Several communities from various scientific domains are using the SURF dCache service to achieve high throughput data analysis. Our SURF dCache service is used, among others, by CERN and LIGO-VIRGO experiments in High energy physics domain, the Lofar radio telescope community in Astronomy and ProjectMine ALS research in Life Sciences. Lately we notice an increasing demand from Earth Observation projects using the SURF dCache service, for example Tropomi S5P and other projects dealing with Sentinel missions data in the Copernicus program.

The growing demand for our SURF dCache service has increased the need to simplify the access and data transfer methods with the dCache storage while enabling easy and secure ways to collaborate on the data. As a result, SURF developed a new tool to enable users access dCache from anywhere. Our new tool is called ADA (Advanced dCache API) and it is based on the dCache API and webdav.

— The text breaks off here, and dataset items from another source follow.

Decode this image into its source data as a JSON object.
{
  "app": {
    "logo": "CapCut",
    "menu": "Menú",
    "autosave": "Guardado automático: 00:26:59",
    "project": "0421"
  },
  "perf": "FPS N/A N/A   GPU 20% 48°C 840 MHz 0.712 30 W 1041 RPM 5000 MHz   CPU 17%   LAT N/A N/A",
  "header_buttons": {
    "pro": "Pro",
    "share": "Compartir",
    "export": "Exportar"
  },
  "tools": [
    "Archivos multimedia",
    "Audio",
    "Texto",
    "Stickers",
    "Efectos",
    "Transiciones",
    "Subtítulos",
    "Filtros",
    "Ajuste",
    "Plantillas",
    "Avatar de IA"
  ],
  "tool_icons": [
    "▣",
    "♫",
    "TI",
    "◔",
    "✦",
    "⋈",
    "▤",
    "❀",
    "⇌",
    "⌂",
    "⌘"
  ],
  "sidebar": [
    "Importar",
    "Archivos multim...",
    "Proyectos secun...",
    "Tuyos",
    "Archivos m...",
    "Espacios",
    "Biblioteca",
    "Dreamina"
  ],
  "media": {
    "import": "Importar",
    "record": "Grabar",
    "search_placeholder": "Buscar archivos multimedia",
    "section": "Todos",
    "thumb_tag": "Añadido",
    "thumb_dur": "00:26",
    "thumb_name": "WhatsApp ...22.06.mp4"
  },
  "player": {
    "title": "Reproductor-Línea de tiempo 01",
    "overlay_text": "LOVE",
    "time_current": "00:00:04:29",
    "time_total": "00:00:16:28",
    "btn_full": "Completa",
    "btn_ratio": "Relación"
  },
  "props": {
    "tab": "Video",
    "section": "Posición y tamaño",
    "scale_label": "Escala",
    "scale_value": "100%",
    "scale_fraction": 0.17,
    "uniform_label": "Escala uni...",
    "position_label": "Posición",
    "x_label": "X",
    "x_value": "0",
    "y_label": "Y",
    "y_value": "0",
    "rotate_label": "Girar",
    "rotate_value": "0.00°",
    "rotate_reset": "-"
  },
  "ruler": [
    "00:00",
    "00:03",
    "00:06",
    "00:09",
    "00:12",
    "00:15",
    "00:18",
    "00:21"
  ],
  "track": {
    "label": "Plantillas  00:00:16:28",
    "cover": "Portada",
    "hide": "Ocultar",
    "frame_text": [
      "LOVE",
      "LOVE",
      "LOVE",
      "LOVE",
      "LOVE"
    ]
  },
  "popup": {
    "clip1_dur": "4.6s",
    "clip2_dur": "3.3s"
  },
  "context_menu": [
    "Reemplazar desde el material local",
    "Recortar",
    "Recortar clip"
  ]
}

Inspired by the first computer programmer 'Ada Lovelace', our ADA tool enables users to access and process their data on dCache from any platform and with various authentication methods by using industry standard tools. For several years, dCache was mainly accessible by Grid storage clients and protocols (SRM, GridFTP, Xrootd) and using x509 certificate authentication, which was limiting usage to Grid computing experts and from Grid enabled platforms. ADA was developed to unload the burden of dealing with dependencies with the Grid infrastructure and offer a portable solution to explore the storage space.

Although ADA supports various authentication methods (x509, LDAP, OpenIDconnect), this demo will cover our recommended authentication method, macaroons. Macaroons are tokens that can be used to give access to dCache data in a very granular way. This gives data managers autonomy to share their data in dCache with project members and external collaborators at local, national and international level. Finally, we will demonstrate the ADA event-driven features for triggering tasks automatically when data is uploaded or staged from tape to disk as an option for automating workflows in High Throughput Computing applications.